Model-assisted Sensitivity Analysis for Hidden Bias in Observational Studies
报告人： Bo Lu
Causal inference using observational data is vulnerable to the hidden bias. The impact of unmeasured covariates on the intervention effect can be assessed by conducting a sensitivity analysis. A comprehensive framework of sensitivity analyses has been developed for matching designs. Sensitivity parameters are introduced to capture the association between the missing confounder and the exposure or the outcome. Fixing sensitivity parameter values, it is possible to compute the bounds of the p-value of a randomization test on causal effects. We propose a model assisted sensitivity analysis with binary outcomes for the general 1:k matching design, which provides results equivalent to the conventional nonparametric approach in large sample. Our method substantially simplifies the implementation and interpretation of the sensitivity analysis. More importantly, we are able to provide a closed form representation for the set of sensitivity parameters for which the maximum p-values are non-significant. This methodology can be easily extended to matching designs with multilevel treatments.
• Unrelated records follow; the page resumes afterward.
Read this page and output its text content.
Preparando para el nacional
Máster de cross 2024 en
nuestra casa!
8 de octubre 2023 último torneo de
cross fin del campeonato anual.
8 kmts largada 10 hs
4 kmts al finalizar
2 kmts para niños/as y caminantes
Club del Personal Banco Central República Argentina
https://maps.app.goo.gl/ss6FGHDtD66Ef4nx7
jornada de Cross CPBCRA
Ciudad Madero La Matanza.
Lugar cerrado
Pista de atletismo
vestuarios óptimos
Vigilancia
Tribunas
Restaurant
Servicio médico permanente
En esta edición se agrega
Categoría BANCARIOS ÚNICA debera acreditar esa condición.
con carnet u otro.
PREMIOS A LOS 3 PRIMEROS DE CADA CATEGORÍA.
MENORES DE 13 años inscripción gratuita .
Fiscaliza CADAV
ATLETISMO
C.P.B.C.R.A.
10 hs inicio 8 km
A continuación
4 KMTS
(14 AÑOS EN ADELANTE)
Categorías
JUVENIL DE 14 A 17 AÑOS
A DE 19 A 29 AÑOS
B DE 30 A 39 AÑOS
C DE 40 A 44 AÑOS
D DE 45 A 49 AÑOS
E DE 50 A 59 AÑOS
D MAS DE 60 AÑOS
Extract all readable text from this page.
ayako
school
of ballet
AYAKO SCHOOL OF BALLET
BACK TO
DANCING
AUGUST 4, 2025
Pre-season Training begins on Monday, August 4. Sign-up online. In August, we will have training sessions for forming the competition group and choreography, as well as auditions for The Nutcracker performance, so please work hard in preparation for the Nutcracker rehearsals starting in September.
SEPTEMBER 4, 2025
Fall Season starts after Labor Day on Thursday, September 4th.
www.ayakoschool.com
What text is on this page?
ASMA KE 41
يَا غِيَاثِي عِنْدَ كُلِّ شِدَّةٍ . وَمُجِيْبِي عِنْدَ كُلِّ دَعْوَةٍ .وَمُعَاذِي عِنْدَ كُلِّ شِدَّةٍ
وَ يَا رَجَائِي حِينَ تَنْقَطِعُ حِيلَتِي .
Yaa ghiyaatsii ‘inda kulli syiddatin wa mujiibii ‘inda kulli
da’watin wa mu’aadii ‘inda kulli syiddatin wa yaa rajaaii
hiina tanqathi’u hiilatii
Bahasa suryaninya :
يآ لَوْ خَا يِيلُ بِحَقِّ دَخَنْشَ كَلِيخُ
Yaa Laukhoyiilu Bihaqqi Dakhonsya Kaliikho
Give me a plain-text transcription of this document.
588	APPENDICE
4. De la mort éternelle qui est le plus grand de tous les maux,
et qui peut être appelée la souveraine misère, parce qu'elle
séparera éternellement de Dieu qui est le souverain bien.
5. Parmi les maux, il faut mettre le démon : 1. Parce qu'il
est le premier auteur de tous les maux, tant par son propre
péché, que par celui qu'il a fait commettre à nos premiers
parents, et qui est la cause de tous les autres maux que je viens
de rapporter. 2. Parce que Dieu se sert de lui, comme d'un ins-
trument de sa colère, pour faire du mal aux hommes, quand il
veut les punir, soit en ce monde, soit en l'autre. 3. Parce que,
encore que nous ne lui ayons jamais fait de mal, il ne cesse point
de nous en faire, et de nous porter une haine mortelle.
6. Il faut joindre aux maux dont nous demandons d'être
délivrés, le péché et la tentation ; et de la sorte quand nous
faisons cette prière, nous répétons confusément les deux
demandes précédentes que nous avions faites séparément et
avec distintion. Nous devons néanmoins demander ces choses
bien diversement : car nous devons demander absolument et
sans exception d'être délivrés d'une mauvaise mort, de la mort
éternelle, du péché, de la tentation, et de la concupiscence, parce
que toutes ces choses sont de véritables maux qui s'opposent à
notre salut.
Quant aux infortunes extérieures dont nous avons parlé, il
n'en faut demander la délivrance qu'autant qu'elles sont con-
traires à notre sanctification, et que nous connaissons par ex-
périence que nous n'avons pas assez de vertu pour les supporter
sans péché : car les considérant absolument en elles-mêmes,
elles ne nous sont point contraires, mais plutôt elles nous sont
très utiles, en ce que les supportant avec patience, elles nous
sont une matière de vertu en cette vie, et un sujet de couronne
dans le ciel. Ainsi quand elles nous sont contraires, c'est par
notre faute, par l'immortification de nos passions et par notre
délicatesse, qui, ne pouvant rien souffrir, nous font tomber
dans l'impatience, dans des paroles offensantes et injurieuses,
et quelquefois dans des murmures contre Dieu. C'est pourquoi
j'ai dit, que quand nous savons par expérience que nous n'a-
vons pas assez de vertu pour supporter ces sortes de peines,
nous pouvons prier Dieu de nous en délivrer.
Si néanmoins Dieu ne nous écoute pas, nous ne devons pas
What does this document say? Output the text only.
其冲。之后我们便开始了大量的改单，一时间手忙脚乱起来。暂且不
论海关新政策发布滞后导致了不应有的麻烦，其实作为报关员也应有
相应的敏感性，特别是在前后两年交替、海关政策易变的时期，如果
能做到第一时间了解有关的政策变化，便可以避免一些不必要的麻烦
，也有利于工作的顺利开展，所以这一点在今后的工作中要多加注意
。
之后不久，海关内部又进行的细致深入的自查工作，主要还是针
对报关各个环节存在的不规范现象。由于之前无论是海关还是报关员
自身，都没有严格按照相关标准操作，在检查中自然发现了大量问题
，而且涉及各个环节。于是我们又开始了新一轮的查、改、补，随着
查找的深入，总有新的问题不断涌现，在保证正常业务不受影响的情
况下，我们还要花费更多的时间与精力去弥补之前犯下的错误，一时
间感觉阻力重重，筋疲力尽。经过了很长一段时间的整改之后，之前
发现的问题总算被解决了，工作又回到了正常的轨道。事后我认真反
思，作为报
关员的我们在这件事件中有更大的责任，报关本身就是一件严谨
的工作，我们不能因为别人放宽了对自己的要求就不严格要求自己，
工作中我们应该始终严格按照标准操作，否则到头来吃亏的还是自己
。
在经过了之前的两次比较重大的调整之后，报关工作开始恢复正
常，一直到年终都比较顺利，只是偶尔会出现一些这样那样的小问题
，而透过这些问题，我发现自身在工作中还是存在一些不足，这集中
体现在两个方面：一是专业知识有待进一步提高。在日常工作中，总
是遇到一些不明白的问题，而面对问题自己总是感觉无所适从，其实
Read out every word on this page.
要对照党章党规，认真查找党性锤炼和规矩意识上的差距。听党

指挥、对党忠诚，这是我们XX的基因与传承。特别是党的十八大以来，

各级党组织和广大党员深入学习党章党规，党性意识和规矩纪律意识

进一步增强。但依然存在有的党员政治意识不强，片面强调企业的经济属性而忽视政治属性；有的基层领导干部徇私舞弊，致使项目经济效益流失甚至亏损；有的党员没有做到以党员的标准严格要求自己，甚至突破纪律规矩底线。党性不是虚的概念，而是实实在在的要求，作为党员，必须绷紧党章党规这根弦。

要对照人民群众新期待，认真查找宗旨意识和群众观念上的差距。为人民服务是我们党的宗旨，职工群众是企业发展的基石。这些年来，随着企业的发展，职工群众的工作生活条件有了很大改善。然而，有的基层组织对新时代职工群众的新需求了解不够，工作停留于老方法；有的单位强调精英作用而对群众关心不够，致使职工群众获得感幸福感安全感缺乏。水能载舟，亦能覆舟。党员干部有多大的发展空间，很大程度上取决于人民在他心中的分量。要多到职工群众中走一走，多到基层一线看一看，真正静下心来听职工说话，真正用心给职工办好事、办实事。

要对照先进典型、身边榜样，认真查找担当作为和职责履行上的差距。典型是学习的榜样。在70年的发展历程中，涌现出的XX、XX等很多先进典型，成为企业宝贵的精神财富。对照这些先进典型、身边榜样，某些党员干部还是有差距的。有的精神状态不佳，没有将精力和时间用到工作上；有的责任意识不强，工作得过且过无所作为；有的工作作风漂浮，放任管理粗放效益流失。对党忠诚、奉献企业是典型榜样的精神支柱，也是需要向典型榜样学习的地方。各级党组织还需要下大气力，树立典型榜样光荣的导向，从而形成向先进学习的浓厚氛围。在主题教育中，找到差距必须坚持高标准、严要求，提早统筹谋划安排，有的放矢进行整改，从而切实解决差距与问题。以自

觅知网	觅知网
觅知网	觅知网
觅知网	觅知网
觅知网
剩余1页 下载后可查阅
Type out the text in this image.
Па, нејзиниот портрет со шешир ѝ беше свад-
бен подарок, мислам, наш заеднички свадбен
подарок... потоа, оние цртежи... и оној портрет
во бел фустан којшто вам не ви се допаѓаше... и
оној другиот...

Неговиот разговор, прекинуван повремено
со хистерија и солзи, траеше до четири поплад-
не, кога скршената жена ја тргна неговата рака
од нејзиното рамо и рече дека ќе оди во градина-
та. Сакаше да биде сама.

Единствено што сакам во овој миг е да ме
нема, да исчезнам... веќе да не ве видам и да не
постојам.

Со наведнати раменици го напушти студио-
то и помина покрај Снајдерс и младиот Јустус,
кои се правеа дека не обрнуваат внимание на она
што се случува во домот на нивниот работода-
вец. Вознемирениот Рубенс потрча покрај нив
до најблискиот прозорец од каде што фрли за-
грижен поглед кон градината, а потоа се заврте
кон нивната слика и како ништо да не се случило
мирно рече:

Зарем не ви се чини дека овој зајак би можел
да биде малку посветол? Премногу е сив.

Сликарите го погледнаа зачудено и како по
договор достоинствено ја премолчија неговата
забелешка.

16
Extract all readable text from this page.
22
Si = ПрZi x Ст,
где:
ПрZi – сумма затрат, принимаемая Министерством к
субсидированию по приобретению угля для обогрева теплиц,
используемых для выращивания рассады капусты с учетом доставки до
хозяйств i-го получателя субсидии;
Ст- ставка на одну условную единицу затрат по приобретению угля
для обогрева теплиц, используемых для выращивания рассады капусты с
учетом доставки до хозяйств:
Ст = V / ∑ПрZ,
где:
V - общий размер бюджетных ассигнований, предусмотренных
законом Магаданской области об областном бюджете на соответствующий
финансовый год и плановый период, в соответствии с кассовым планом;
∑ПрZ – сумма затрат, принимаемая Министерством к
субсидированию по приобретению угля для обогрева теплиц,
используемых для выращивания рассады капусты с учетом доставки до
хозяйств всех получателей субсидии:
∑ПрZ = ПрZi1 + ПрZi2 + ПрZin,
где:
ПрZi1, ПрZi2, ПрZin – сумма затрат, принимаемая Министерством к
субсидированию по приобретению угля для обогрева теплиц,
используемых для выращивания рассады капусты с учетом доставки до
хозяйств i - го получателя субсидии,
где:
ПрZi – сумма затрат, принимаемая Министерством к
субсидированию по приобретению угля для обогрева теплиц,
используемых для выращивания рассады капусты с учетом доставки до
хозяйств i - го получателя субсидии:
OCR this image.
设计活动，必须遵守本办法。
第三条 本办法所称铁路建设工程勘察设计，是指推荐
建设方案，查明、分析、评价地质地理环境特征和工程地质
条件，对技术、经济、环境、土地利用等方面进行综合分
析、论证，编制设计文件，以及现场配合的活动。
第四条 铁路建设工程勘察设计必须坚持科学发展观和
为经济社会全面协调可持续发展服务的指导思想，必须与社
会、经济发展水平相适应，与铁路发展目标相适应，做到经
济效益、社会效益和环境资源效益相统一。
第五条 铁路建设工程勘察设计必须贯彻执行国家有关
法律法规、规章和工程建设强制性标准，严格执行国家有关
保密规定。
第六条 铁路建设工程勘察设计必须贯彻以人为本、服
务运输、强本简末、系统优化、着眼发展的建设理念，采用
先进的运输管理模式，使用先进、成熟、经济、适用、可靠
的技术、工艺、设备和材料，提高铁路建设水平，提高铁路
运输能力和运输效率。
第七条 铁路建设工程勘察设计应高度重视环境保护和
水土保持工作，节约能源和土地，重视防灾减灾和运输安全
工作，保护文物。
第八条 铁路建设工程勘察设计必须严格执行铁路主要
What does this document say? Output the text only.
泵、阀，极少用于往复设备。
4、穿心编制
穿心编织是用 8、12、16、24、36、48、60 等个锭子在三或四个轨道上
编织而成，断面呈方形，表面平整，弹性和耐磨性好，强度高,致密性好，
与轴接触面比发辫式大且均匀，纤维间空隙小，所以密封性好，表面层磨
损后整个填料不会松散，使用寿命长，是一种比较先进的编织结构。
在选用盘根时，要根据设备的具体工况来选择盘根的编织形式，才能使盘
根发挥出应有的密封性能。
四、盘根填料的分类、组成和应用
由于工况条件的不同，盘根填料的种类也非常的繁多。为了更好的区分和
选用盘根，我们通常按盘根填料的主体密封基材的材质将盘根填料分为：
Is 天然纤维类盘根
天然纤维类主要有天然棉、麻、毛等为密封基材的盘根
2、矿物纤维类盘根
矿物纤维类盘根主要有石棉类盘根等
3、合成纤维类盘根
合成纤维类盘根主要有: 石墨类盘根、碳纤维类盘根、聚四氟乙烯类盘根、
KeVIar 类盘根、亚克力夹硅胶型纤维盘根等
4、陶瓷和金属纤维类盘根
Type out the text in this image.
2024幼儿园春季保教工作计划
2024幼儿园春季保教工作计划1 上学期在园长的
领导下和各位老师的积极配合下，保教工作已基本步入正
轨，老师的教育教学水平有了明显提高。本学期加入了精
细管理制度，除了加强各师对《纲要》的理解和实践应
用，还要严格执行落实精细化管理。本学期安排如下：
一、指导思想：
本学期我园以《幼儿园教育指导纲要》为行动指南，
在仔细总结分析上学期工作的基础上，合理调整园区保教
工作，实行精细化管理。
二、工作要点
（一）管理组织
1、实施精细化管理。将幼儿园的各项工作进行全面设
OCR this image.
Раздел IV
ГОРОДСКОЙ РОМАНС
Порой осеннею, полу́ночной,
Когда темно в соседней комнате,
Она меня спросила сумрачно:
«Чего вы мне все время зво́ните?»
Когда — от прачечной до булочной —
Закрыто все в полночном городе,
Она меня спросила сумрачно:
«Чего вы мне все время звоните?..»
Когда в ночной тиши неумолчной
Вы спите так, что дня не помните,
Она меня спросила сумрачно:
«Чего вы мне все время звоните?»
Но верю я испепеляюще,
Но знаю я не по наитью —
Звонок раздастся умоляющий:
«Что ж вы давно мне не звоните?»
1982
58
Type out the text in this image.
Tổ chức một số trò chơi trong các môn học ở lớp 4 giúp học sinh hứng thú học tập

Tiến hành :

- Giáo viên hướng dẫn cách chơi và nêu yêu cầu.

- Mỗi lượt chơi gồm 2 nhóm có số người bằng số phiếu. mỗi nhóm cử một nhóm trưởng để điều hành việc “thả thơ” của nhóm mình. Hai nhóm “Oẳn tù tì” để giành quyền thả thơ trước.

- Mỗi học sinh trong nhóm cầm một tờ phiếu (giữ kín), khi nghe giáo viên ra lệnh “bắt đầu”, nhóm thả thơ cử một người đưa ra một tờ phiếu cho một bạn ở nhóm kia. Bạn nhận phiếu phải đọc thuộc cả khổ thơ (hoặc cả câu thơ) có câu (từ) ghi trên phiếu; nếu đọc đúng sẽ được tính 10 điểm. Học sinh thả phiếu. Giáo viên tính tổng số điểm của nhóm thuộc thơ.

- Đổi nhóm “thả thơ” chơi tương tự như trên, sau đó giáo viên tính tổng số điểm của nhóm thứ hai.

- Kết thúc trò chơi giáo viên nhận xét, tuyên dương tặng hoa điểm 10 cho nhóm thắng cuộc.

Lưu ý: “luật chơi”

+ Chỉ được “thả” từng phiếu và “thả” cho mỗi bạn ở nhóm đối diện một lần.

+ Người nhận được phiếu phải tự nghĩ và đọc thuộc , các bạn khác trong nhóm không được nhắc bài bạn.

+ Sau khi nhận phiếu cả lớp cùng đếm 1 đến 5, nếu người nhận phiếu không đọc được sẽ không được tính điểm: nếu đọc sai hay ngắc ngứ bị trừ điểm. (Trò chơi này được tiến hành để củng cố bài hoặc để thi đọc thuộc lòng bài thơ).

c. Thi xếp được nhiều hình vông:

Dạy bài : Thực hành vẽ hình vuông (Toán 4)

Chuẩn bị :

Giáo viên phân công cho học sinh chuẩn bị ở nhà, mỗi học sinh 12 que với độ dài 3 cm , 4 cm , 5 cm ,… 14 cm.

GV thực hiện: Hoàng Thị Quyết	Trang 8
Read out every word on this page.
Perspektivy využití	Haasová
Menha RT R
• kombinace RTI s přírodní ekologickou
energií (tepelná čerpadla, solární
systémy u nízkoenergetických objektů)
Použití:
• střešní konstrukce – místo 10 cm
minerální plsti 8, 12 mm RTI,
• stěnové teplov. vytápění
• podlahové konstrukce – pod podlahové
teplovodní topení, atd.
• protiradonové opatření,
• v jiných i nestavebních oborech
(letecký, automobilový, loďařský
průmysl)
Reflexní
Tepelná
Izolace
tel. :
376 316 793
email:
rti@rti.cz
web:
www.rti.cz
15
We illustrate our method using a U.S. trauma care database to examine mortality difference between different trauma care centers.
About the Speaker:
Dr. Bo Lu is professor of Biostatistics at the Ohio State University. He received his Bachelor degree from the Department of Probability and Statistics at Peking University, and PhD degree in Statistics from the University of Pennsylvania. His primary research area is statistical methods for causal inference with real world data, with applications in health services and health outcomes research. Dr. Lu has developed propensity score matching and weighting methods in complex observational studies, including multiple treatment groups, interventions initiated as different time points, and adjustment for both propensity score and survey weights. He is the associate editors for Journal of Statistical Computation and Simulation, and Observational Studies. He has been the senior statistician for the Ohio Medicaid Assessment Survey series since 2008, which is the largest state-level health survey in US.